Idaho Fish and Game has focused its sockeye restoration efforts on Redfish Lake, leaving the Shoshone-Bannock tribes to concentrate on Pettit and Alturas lakes.
The new Pettit Lake weir is part of the effort that also includes captive broodstock and conservation hatchery programs, and research projects.
“The (adult) Pettit fish are released to spawn naturally in Pettit Lake,” Tardy said. “Most of the hatchery production is completed through Springfield (Hatchery) in eastern Idaho for Redfish Lake. Pettit Lake is all done through natural spawning.”
The fish now beginning to trickle back to Pettit Lake are related to Lonesome Larry, the only sockeye to return to Redfish Lake in 1992. The solitary fish made the 900-mile trip up the Columbia, Snake and Salmon rivers past eight dams.
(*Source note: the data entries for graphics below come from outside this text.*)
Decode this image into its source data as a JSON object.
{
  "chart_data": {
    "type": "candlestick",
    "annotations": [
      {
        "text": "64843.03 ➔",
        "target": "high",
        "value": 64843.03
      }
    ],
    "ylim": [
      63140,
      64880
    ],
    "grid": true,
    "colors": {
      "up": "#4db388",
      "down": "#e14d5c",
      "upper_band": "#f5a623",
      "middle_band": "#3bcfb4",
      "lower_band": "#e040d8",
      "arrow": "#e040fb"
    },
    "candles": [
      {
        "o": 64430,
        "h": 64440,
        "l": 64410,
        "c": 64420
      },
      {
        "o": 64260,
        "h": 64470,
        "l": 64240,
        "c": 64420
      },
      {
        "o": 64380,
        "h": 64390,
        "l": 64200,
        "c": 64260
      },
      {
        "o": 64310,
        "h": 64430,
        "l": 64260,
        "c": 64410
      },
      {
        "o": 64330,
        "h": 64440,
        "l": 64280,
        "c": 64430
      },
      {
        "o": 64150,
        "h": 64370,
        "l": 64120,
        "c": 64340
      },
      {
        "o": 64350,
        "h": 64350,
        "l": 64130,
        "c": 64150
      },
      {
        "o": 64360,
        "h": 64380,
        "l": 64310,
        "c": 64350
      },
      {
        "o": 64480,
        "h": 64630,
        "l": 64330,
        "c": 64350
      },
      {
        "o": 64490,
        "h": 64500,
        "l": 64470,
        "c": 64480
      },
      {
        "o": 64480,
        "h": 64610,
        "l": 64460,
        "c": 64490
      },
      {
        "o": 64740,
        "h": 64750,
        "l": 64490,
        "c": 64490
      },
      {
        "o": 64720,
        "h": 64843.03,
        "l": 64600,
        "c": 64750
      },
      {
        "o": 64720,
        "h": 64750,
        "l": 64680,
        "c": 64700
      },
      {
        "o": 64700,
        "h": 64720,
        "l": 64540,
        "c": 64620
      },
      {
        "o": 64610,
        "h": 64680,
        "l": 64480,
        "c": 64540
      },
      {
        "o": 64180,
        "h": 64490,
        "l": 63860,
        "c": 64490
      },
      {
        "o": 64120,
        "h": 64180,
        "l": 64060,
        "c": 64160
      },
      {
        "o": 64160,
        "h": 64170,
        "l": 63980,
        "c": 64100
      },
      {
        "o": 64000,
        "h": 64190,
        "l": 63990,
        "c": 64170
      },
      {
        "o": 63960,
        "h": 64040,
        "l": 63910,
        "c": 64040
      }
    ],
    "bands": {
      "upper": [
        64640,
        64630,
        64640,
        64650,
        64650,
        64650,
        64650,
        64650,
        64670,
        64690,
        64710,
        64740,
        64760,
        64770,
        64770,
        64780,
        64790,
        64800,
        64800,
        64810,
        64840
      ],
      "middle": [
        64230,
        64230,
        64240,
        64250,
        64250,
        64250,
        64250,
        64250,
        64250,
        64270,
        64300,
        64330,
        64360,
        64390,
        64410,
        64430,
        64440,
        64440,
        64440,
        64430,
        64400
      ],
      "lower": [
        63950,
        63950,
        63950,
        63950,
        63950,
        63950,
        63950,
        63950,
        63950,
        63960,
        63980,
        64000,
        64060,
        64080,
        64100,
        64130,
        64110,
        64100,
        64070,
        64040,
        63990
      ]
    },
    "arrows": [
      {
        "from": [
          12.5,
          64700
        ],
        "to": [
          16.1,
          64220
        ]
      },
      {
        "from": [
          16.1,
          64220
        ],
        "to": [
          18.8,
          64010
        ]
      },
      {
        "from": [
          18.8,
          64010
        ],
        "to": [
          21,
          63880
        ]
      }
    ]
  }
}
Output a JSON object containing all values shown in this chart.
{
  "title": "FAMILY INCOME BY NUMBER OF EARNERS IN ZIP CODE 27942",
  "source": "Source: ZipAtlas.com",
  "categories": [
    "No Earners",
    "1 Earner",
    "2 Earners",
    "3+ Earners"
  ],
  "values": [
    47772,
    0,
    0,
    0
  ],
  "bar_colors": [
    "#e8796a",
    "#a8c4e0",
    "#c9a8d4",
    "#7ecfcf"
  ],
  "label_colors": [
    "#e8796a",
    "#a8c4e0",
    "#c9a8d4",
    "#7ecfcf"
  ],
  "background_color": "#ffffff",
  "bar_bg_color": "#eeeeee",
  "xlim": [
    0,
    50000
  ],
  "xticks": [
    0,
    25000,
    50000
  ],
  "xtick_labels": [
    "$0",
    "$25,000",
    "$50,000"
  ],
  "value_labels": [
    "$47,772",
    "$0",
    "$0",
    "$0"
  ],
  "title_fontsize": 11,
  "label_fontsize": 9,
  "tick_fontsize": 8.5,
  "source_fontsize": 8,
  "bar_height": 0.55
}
Historically, Redfish Lake had upwards of 13,000 sockeye and Pettit Lake 8,000 to 8,500 salmon, according to Idaho State University studies.
“We actually release remnant genetic fish from Lonesome Larry,” Tardy said of the Pettit Lake sockeye. “They are released 50 pairs a year. We started that in 2015. Those adults will spawn naturally on the lake shoals and put eggs in the gravel. It’s all natural without the hatchery. This lake seems to take better to adults actually spawning in it.”
Tardy said nearby Alturas Lake is still a work in progress. At first, biologists tried allowing fish to spawn on lake shoals similar to Pettit Lake, but they have since learned that sockeye are doing better spawning in the Alturas Lake streams.
The effort to restore sockeye is measured in “brood years” which is generally five years. It takes a sockeye five to six years to go from a migrating juvenile fish in Idaho to the ocean and back to spawning in a central Idaho lake or stream.
“I think the future is very bright,” Tardy said. “We’re seeing Pettit fish return in bad condition years. It gives us a hope that as the ocean continues to change and water temps enclose and snowpack increases that we should start to see even Pettit returns. Likewise, we should see more Redfish returns as well.”
Funding for the Pettit Lake weir comes from the Bonneville Power Administration.